Focus On Property And Casualty
Property and casualty is AIG’s biggest business, accounting for two-thirds of the company’s revenue. About 50% of its net premiums written are in the U.S. and Canada. In the third quarter of last year, the company was hit hard by natural disasters like Hurricane Irene and Tropical Storm Lee, leading to catastrophe related losses of $574 million, of which $372 million were due to Hurricane Irene.
Prior to Hurricane Sandy, Mother Nature had been kind this year with no major natural disasters reported in the U.S. Fellow P&C insurer The Travelers Companies (NYSE:TRV) reported earnings earlier in October with a significant improvement in loss and loss adjustment expense ratio as catastrophe related losses dropped 85%. We expect a similar improvement in AIG’s margin for the third quarter.
AIG has also recovered its brand image in the eyes of the general public and is once again ready to use the AIG brand in place of Chartis to promote its P&C business. Chartis was the name given to AIU Holdings LLC to dissociate it from the parent company following the 2008 disaster.
International expansion is crucial for AIG’s business, and we believe it is taking the right steps by investing in developing markets, particularly in Asia. About 10% of the company’s net written premiums in the last quarter were in high growth economies.

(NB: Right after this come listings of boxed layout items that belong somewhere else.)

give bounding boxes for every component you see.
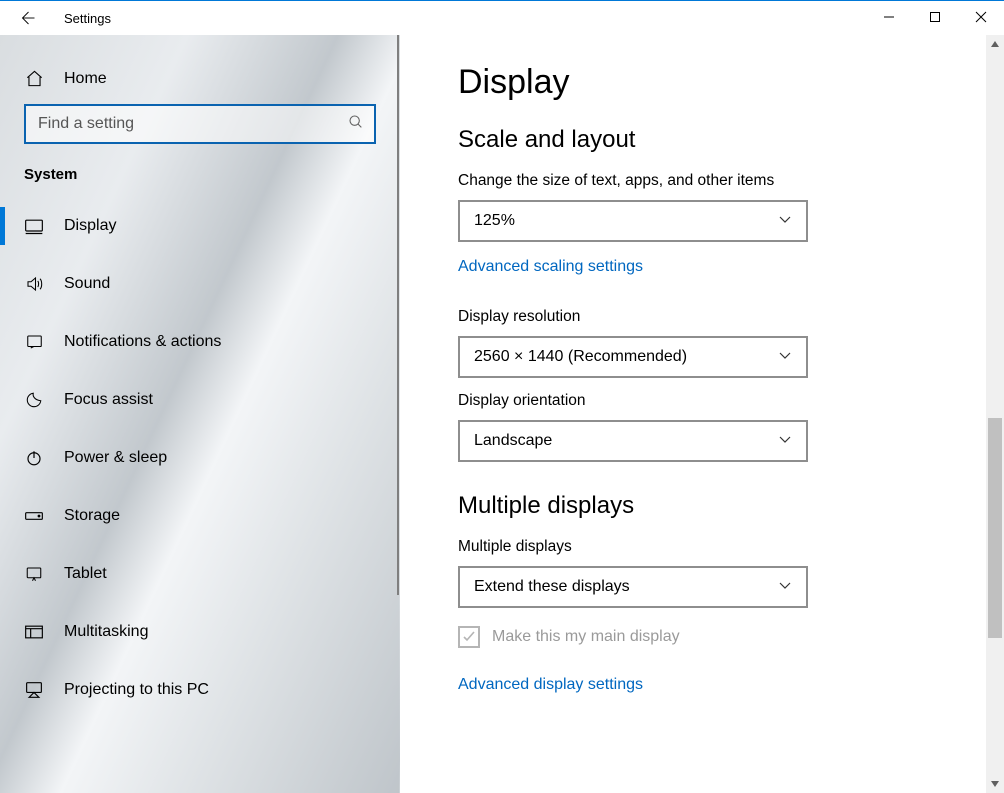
back-button[interactable]: [18, 9, 36, 27]
power-icon: [24, 449, 44, 467]
scroll-up-icon[interactable]: [986, 35, 1004, 53]
sidebar-home-label: Home: [64, 70, 107, 88]
orientation-select[interactable]: Landscape: [458, 420, 808, 462]
main-pane: Display Scale and layout Change the size…: [400, 35, 1004, 793]
sidebar-item-notifications[interactable]: Notifications & actions: [0, 313, 399, 371]
sidebar-item-projecting[interactable]: Projecting to this PC: [0, 661, 399, 719]
sidebar-item-storage[interactable]: Storage: [0, 487, 399, 545]
sidebar-item-label: Sound: [64, 275, 110, 293]
sidebar-item-tablet[interactable]: Tablet: [0, 545, 399, 603]
multiple-displays-label: Multiple displays: [458, 538, 980, 556]
sound-icon: [24, 275, 44, 293]
sidebar-item-label: Storage: [64, 507, 120, 525]
sidebar-item-label: Notifications & actions: [64, 333, 221, 351]
scale-label: Change the size of text, apps, and other…: [458, 172, 980, 190]
window-controls: [866, 1, 1004, 33]
storage-icon: [24, 509, 44, 523]
sidebar-item-multitasking[interactable]: Multitasking: [0, 603, 399, 661]
settings-window: Settings Home: [0, 1, 1004, 793]
resolution-select[interactable]: 2560 × 1440 (Recommended): [458, 336, 808, 378]
main-display-checkbox: Make this my main display: [458, 626, 980, 648]
notifications-icon: [24, 333, 44, 351]
sidebar-item-display[interactable]: Display: [0, 197, 399, 255]
scale-select[interactable]: 125%: [458, 200, 808, 242]
search-box[interactable]: [24, 104, 376, 144]
resolution-value: 2560 × 1440 (Recommended): [474, 348, 687, 366]
orientation-label: Display orientation: [458, 392, 980, 410]
multiple-displays-select[interactable]: Extend these displays: [458, 566, 808, 608]
tablet-icon: [24, 565, 44, 583]
sidebar-item-label: Multitasking: [64, 623, 148, 641]
projecting-icon: [24, 681, 44, 699]
sidebar-item-label: Tablet: [64, 565, 107, 583]
sidebar-item-label: Projecting to this PC: [64, 681, 209, 699]
main-display-checkbox-label: Make this my main display: [492, 628, 680, 646]
chevron-down-icon: [778, 578, 792, 596]
chevron-down-icon: [778, 432, 792, 450]
advanced-display-link[interactable]: Advanced display settings: [458, 676, 643, 694]
maximize-button[interactable]: [912, 1, 958, 33]
sidebar-nav: Display Sound Noti: [0, 197, 399, 719]
sidebar-item-label: Power & sleep: [64, 449, 167, 467]
orientation-value: Landscape: [474, 432, 552, 450]
multiple-displays-value: Extend these displays: [474, 578, 630, 596]
focus-assist-icon: [24, 391, 44, 409]
scroll-down-icon[interactable]: [986, 775, 1004, 793]
multitasking-icon: [24, 624, 44, 640]
page-title: Display: [458, 63, 980, 102]
sidebar-item-focus-assist[interactable]: Focus assist: [0, 371, 399, 429]
scrollbar-thumb[interactable]: [988, 418, 1002, 638]
chevron-down-icon: [778, 348, 792, 366]
sidebar-category: System: [0, 144, 399, 197]
close-button[interactable]: [958, 1, 1004, 33]
window-title: Settings: [64, 11, 111, 26]
sidebar-home[interactable]: Home: [0, 53, 399, 104]
sidebar-item-label: Display: [64, 217, 116, 235]
checkbox-icon: [458, 626, 480, 648]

Despite the sale of its subsidiaries such as AIG Star Life Insurance and AIG Edison Life Insurance Company, which were sold to Prudential Financial (NYSE:PRU) in 2010, and American Life Insurance Company (ALICO) which was sold to MetLife (NYSE:MET), AIG looks set to maintain international growth.
Retirement solutions account for 11% of AIG’s revenues. The company increased its focus on variable annuities which remain quite popular among American buyers. Variable annuity sales increased by over 20% year-on-year in the first half of the year. With MetLife, the leading variable annuity seller in 2011, cutting back on sales, AIG was able to gain market share in the first six months from 4.5% to 5.7%.
The company acquired broker-dealer Woodbury Financial from Hartford Financial Services Group, allowing it to expand its distribution network in the U.S. We believe that AIG stands to gain market share in the U.S. retirement solutions market in the near term.